L'emendamento alla legge comunitaria per far alzare la percentuale minima di vera frutta nelle bevande analcoliche dal 12% al 20% è stato bocciato. Per la Coldiretti "le più bieche lobby industriali sono riuscite ad avere il sopravvento sulla logica della salute e della qualità" mentre Assobibe chiarisce che i nuovi vincoli sarebbero stati applicati ai soli prodotti fatti in Italia, e quindi avrebbe favorito "l'importazione di bibite prodotte fuori Italia con il 2 o 3%".

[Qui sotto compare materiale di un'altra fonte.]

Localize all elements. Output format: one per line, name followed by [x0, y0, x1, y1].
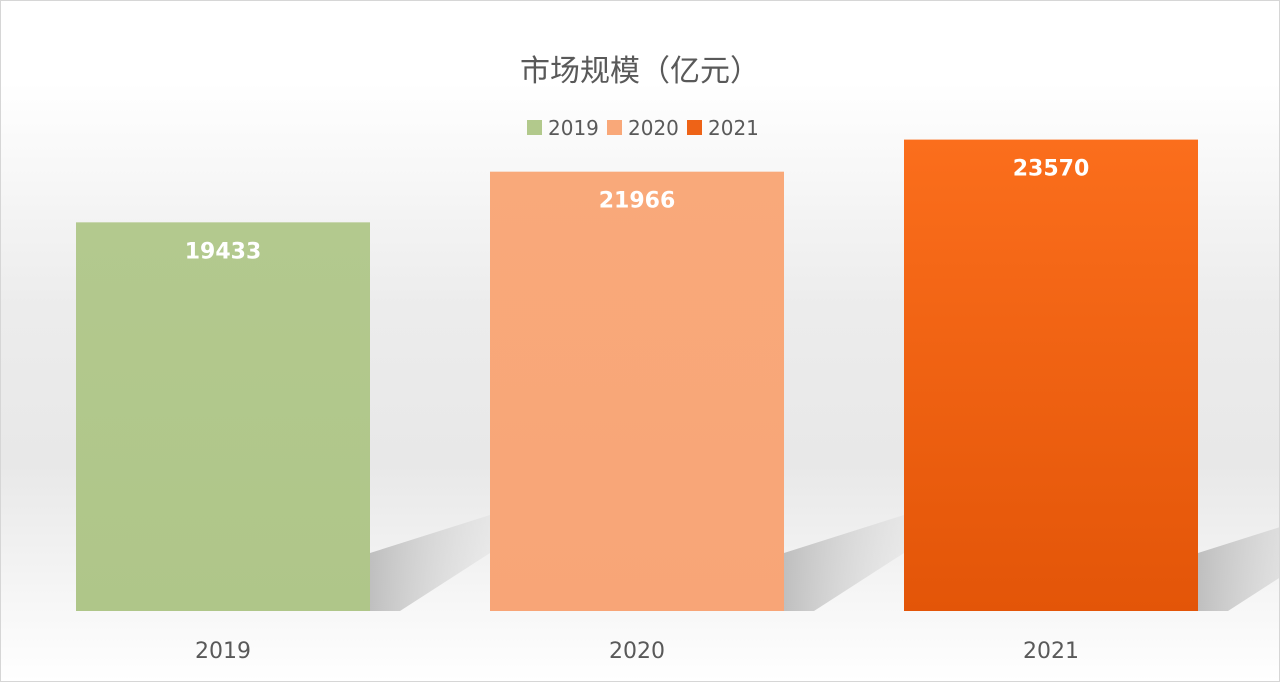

L'emendamento alla legge comunitaria per far alzare la percentuale minima di vera frutta nelle bevande analcoliche dal 12% al 20%, proposto in commissione Agricoltura della Camera dai PD Nicodemo Oliverio e Michele Anzaldi, è stato bocciato dalla commissione Affari europei dopo il parere negativo del governo Renzi. il sottosegretario agli Affari Europei, Sandro Gozi ha riportato alla commissione il parere del ministro dell'Agricoltura Maurizio Martina (PD) che spiega come per il governo ci buone probabilità che l'emendamento, una volta approvato, non passi l'esame della Commissione UE. Nel PD si apre una spaccatura con i deputati che attaccano il compagno di partito Martina. "E' il ministro delle Politiche agricole o delle multinazionali?" si chiedono Michele Anzaldi della commissione Agricoltura, Federico Gelli e Giovanni Burtone, della commissione Affari Sociali. La Coldiretti afferma quindi che bisogna "prendere atto che le più bieche lobby industriali sono riuscite ad avere il sopravvento sulla logica della salute e della qualità" mentre per Assobibe, l'Associazione di Confindustria che rappresenta il settore bevande analcoliche, l'approvazione dell'emendamento avrebbe favorito "l'importazione di bibite prodotte fuori Italia con il 2 o 3% di succo denominate 'aranciate/limonate etc' e vendute a prezzi più competitivi stante la quantità di succo notevolmente inferiore". Assobibe infatti spiega: "E' opportuno chiarire che la nuova proposta di cui si parla cancella il 20% approvato nel 2012 e contestato dalla UE e lo reintroduce con l'accortezza di applicare i nuovi vincoli ai soli prodotti fatti in Italia". Assobibe spiega che con l'approvazione della norma quindi "le imprese in Italia" non avrebbero potuto "garantire ai consumatori gusti e prodotti apprezzati da anni, che in Italia" sarebbero stati "vietati (sotto il 20%)". Assobibe conclude chiarendo quindi che far alzare la percentuale minima di vera frutta nelle bevande analcoliche dal 12% al 20% solo in Italia avrebbe penalizzato i consumatori per il rischio "di non trovare più marchi storici nazionali e gusti cui sono abituati, oltre che un'offerta molto più legata alle produzioni di altri Paesi" ma anche "l'indotto e le forniture di succo nazionale visto che sempre più le imprese tenderanno ad importare da altri Paesi anziché produrre in Italia stante nuovi vincoli ed ostacoli".